2003-04-11 - 2:10 a.m.
Dont piss me off, please!

Ill update since i dont think i will have time this weekend..but ill talk about that later on.

So ya the last few days have been good. I havent had much class. Just kinda orgnaized my room, and chilled with the peeps. Every year the houses all pick a wall in their house and draw something for the year so it can be remembered. Our house drew a huge fire-hydrant and we each got our own little bulldog around it to personalize *we are the brant bulldogs*. So mine i had wearing a leaf jersey, with a heart and #24, and my favorite quote and my name and such. It is really cute, and everyones dogs are really good and creative. Trina took a picture, so ill scan it when she gets it! awww, it is kinda slowly settling in my mind that this year is almost over. Today while painting my bulldog trina asked me if i think im gonna be sad leaving. I told her of cource, but than i started thinking that things dont settle into my mind until ITS GONE. i TOLD her about summer, and how that last day saying goodbye i wasnt really sad, or cried. It wasnt until i drove home that night, that i started bawling...and i think that is what will happen this time too. People will cry when we are all leaving, but i wont cry until im driving home..cause than it really sets in that ITS OVER. fuck i fucking hate goodbyes..:(

Last night we set up the TV in the lounge, and a bunch of us watched the leaf game. Oh man, I know ive said it before, but Jason REALLLLLy knows how to piss me off. The whole first period he would NOT SHUT UP, so i was getting kinda annoyed. Than during the intermission i was turning the channels and came across MuchMusic which had the new AFI song on..so i was listening to that, and AFI just reminds me hardcord of Kevin. That night i stayed over we played this CD over and over and over and over again the whole night, so when i listen to the one he gave me, all it does is remind me of him and that night *oh what a coincidence im listing to it now*. Music is honestly one of the keys to memorizes for me, so people really dont mess with me and my music. So jason starting turning the channels, and being a total ass. I asked him nicely a million times to PLEASSE just let me listen to the song. That was it, i got so fucking pissed off and stormed to my room and told him to fuck off and leave me the fuck alone. He came *and acuallu it bugges me more* and i watched the 2nd period with Jmo. I calmed down, and we made up and watched the 3rd period in the lounge. After a bunch of us went to mcshits, and AGAIN we got into a HUGE fight, i had to leave the table and go to the other side of the resturant cause i was about to hurt him. I made a big scene, but than calmed down. AHHHHHH so ya, we had another fight tonight, but if he just shuts up and leaves me by for a while im good. Oh man...

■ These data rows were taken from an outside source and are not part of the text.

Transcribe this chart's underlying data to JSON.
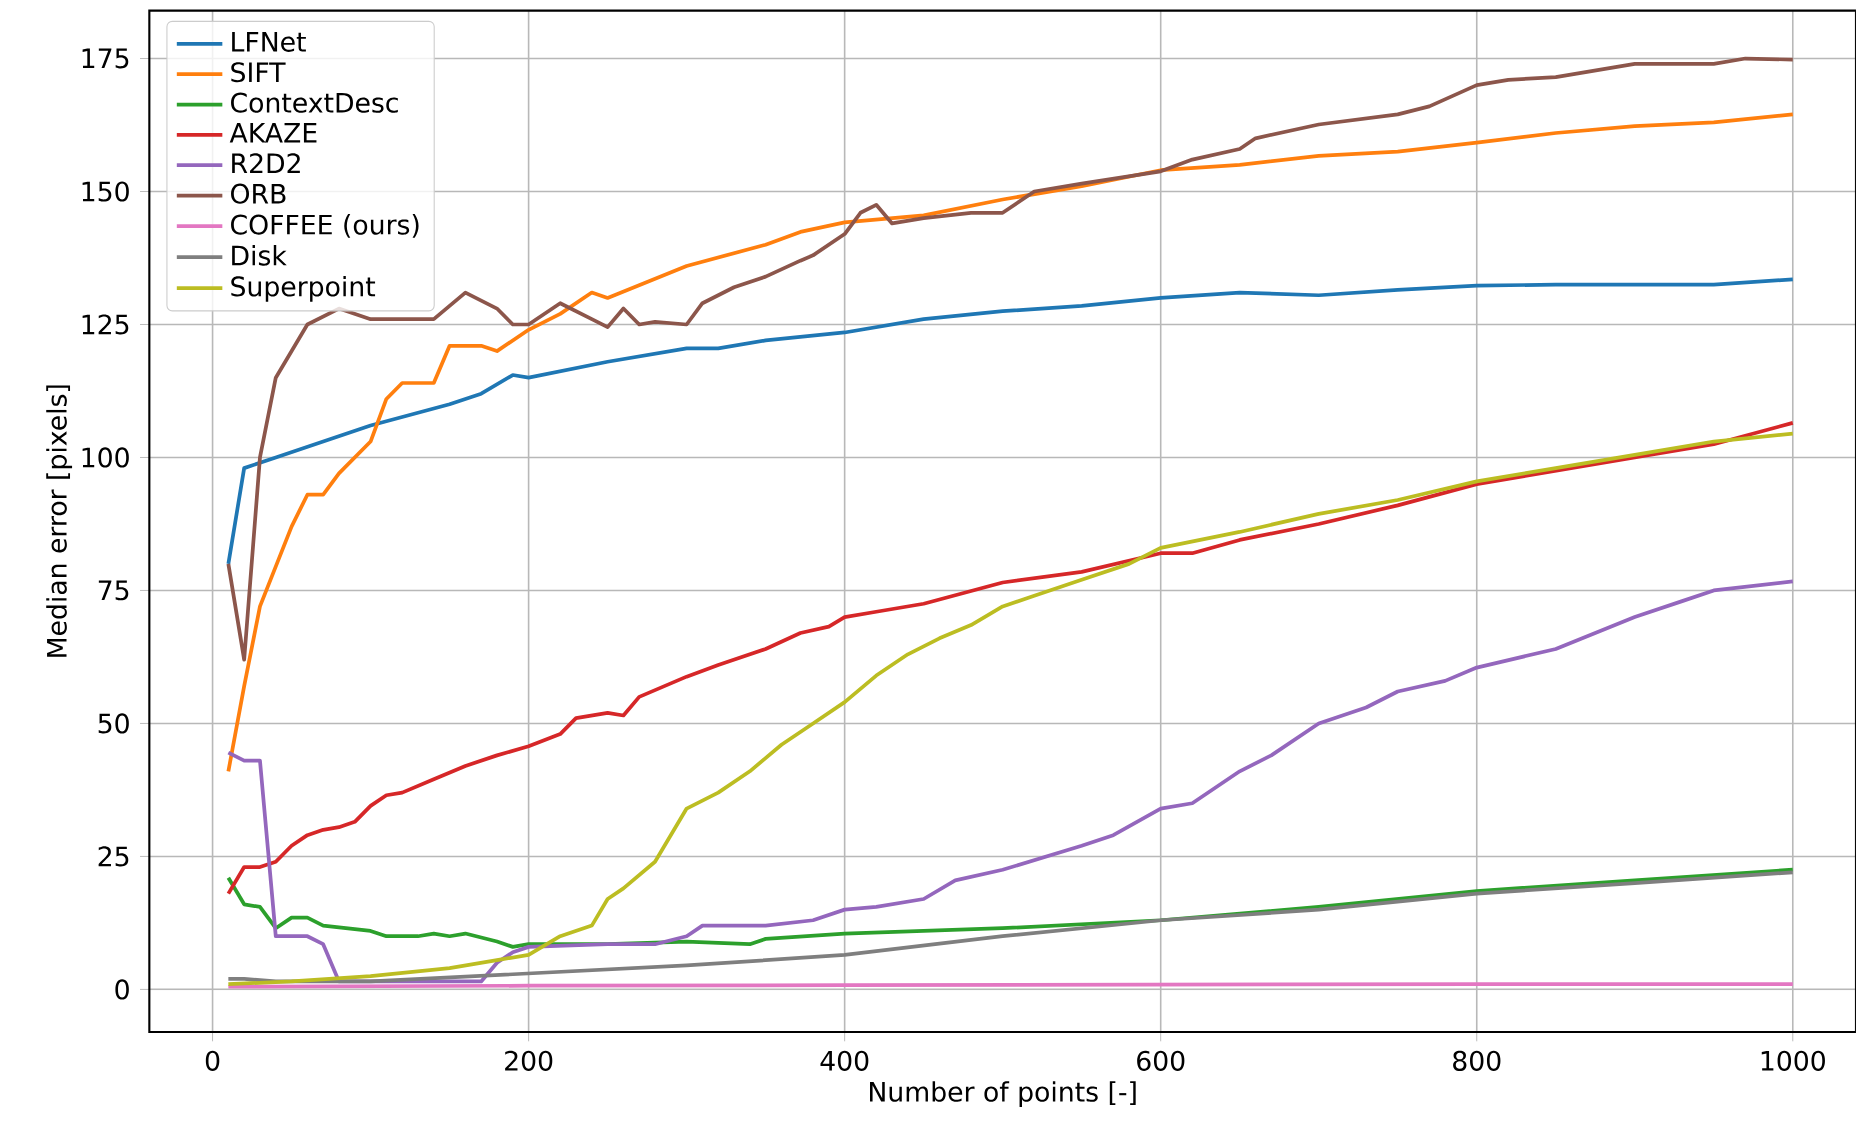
{
  "chart_data": {
    "type": "line",
    "xlabel": "Number of points [-]",
    "ylabel": "Median error [pixels]",
    "xlim": [
      -40,
      1040
    ],
    "ylim": [
      -8,
      184
    ],
    "xticks": [
      0,
      200,
      400,
      600,
      800,
      1000
    ],
    "yticks": [
      0,
      25,
      50,
      75,
      100,
      125,
      150,
      175
    ],
    "grid": true,
    "legend": "top left",
    "series": [
      {
        "name": "LFNet",
        "color": "#1f77b4",
        "x": [
          10,
          20,
          40,
          100,
          150,
          170,
          190,
          200,
          250,
          300,
          320,
          350,
          400,
          450,
          500,
          550,
          600,
          650,
          700,
          750,
          800,
          850,
          900,
          950,
          1000
        ],
        "values": [
          80,
          98,
          100,
          106,
          110,
          112,
          115.5,
          115,
          118,
          120.5,
          120.5,
          122,
          123.5,
          126,
          127.5,
          128.5,
          130,
          131,
          130.5,
          131.5,
          132.3,
          132.5,
          132.5,
          132.5,
          133.5
        ]
      },
      {
        "name": "SIFT",
        "color": "#ff7f0e",
        "x": [
          10,
          20,
          30,
          50,
          60,
          70,
          80,
          100,
          110,
          120,
          140,
          150,
          170,
          180,
          200,
          220,
          240,
          250,
          300,
          350,
          372,
          400,
          450,
          500,
          550,
          600,
          650,
          700,
          750,
          800,
          850,
          900,
          950,
          1000
        ],
        "values": [
          41,
          57,
          72,
          87,
          93,
          93,
          97,
          103,
          111,
          114,
          114,
          121,
          121,
          120,
          124,
          127,
          131,
          130,
          136,
          140,
          142.4,
          144.2,
          145.5,
          148.5,
          151,
          154,
          155,
          156.7,
          157.5,
          159.2,
          161,
          162.3,
          163,
          164.5
        ]
      },
      {
        "name": "ContextDesc",
        "color": "#2ca02c",
        "x": [
          10,
          20,
          30,
          40,
          50,
          60,
          70,
          100,
          110,
          130,
          140,
          150,
          160,
          180,
          190,
          200,
          250,
          300,
          340,
          350,
          400,
          450,
          500,
          600,
          700,
          800,
          900,
          1000
        ],
        "values": [
          21,
          16,
          15.5,
          11.5,
          13.5,
          13.5,
          12,
          11,
          10,
          10,
          10.5,
          10,
          10.5,
          9,
          8,
          8.5,
          8.5,
          9,
          8.5,
          9.5,
          10.5,
          11,
          11.5,
          13,
          15.5,
          18.5,
          20.5,
          22.5
        ]
      },
      {
        "name": "AKAZE",
        "color": "#d62728",
        "x": [
          10,
          20,
          30,
          40,
          50,
          60,
          70,
          80,
          90,
          100,
          110,
          120,
          140,
          160,
          180,
          200,
          220,
          230,
          250,
          260,
          270,
          300,
          320,
          350,
          372,
          390,
          400,
          420,
          450,
          500,
          550,
          600,
          620,
          650,
          700,
          750,
          800,
          850,
          900,
          950,
          1000
        ],
        "values": [
          18,
          23,
          23,
          24,
          27,
          29,
          30,
          30.5,
          31.5,
          34.5,
          36.5,
          37,
          39.5,
          42,
          44,
          45.7,
          48,
          51,
          52,
          51.5,
          55,
          58.8,
          61,
          64,
          67,
          68.2,
          70,
          71,
          72.5,
          76.5,
          78.5,
          82,
          82,
          84.5,
          87.5,
          91,
          95,
          97.5,
          100,
          102.5,
          106.5
        ]
      },
      {
        "name": "R2D2",
        "color": "#9467bd",
        "x": [
          10,
          20,
          30,
          40,
          50,
          60,
          70,
          80,
          100,
          150,
          170,
          180,
          190,
          200,
          250,
          280,
          300,
          310,
          350,
          380,
          400,
          420,
          450,
          470,
          500,
          550,
          570,
          600,
          620,
          650,
          670,
          700,
          730,
          750,
          780,
          800,
          850,
          900,
          930,
          950,
          1000
        ],
        "values": [
          44.5,
          43,
          43,
          10,
          10,
          10,
          8.5,
          1.5,
          1.5,
          1.5,
          1.5,
          5,
          7,
          8,
          8.5,
          8.5,
          10,
          12,
          12,
          13,
          15,
          15.5,
          17,
          20.5,
          22.5,
          27,
          29,
          34,
          35,
          41,
          44,
          50,
          53,
          56,
          58,
          60.5,
          64,
          70,
          73,
          75,
          76.7
        ]
      },
      {
        "name": "ORB",
        "color": "#8c564b",
        "x": [
          10,
          20,
          30,
          40,
          60,
          80,
          100,
          120,
          140,
          160,
          180,
          190,
          200,
          220,
          240,
          250,
          260,
          270,
          280,
          300,
          310,
          330,
          350,
          372,
          380,
          400,
          410,
          420,
          430,
          450,
          480,
          500,
          520,
          550,
          600,
          620,
          650,
          660,
          700,
          750,
          770,
          800,
          820,
          850,
          900,
          950,
          970,
          1000
        ],
        "values": [
          80,
          62,
          100,
          115,
          125,
          128,
          126,
          null,
          126,
          131,
          128,
          125,
          125,
          129,
          126,
          124.5,
          128,
          125,
          125.5,
          125,
          129,
          132,
          134,
          137,
          138,
          142,
          146,
          147.5,
          144,
          145,
          146,
          146,
          150,
          151.5,
          153.8,
          156,
          158,
          160,
          162.6,
          164.5,
          166,
          170,
          171,
          171.5,
          174,
          174,
          175,
          174.8
        ]
      },
      {
        "name": "COFFEE (ours)",
        "color": "#e377c2",
        "x": [
          10,
          200,
          400,
          600,
          800,
          1000
        ],
        "values": [
          0.5,
          0.7,
          0.8,
          0.9,
          1,
          1
        ]
      },
      {
        "name": "Disk",
        "color": "#7f7f7f",
        "x": [
          10,
          20,
          40,
          100,
          200,
          300,
          400,
          500,
          600,
          700,
          800,
          900,
          1000
        ],
        "values": [
          2,
          2,
          1.5,
          1.5,
          3,
          4.5,
          6.5,
          10,
          13,
          15,
          18,
          20,
          22
        ]
      },
      {
        "name": "Superpoint",
        "color": "#bcbd22",
        "x": [
          10,
          50,
          100,
          150,
          180,
          200,
          220,
          240,
          250,
          260,
          280,
          300,
          320,
          340,
          360,
          380,
          400,
          420,
          440,
          460,
          480,
          500,
          520,
          550,
          580,
          600,
          650,
          700,
          750,
          800,
          850,
          900,
          950,
          1000
        ],
        "values": [
          1,
          1.5,
          2.5,
          4,
          5.5,
          6.5,
          10,
          12,
          17,
          19,
          24,
          34,
          37,
          41,
          46,
          50,
          54,
          59,
          63,
          66,
          68.5,
          72,
          74,
          77,
          80,
          83,
          86,
          89.4,
          92,
          95.5,
          98,
          100.5,
          103,
          104.5
        ]
      }
    ]
  }
}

Tonight was our last house social. We went down to this fire pit on campus, and we sat around the fire, made smores, and stuff. it was really sad, kinda the last time all of us together:(

The Kevin thing STILL bugs me. I dont know why im listening to this CD over and over. FUCK i dont know why...i really cared about that kid, and it hurts. Maybe he did mean more to me, than i let myself to believe. That was honesly one of the best nights i had at Uni, cause i really did care about him, and this CD is fucking amasing *haha*.

Im talking to Ryan now. hahaha that kid cracks me up. Oh ya, i totally blew him off last night. I forgot about that. It was RIGHT after the whole fight with jason, and i came into my room, and i told him why i was so pissed, and he asked if he could come over to keep me company, and i was so worked up and pissed i just told him "no i wanna be alone".. kinda harsh yes, but i would rather be a bitch for 2 seconds, than have him sit here and listen to me bitch more. AHHH i just really dont wanna get into something serious with him RIGHT NOW, cause i know its gonna end in a few weeks *yes i know it DOESNT HAVE TO* but still. If things are gonna work between us, id rather us start strong next school year, you know?

Ok well im pumped for this weekend! My dad is coming tommrowa round 5, and Trina is coming home with me this weekend!!! im soooo excited, i have everything planned too!!! tommrowa night we are gonna meet up with the boys at Bananna's house for the leaf game, than afterwards we are gonna go to the Jax's and go to The Edge bar for some drinks and pool and stuff. Im hoping Lindsay and tim can meet up with is, causei want trina to meet as many people as possible! Than saturday we are gonna go to the Jays game, and saturday night we are gonna have a chillaxing night at my house. Order pizza and watch a movie and play boardgames and such..we are such losers. Im gonna show her around the P Dot *the power plant, and the mall is all we have*...Christine might come too i hope. So im excited, and im gonna stay home til the 20th than come back for exams..yaya ok my hand hurts and Ryan is probably getting pissed for not really replying to him..haha bye.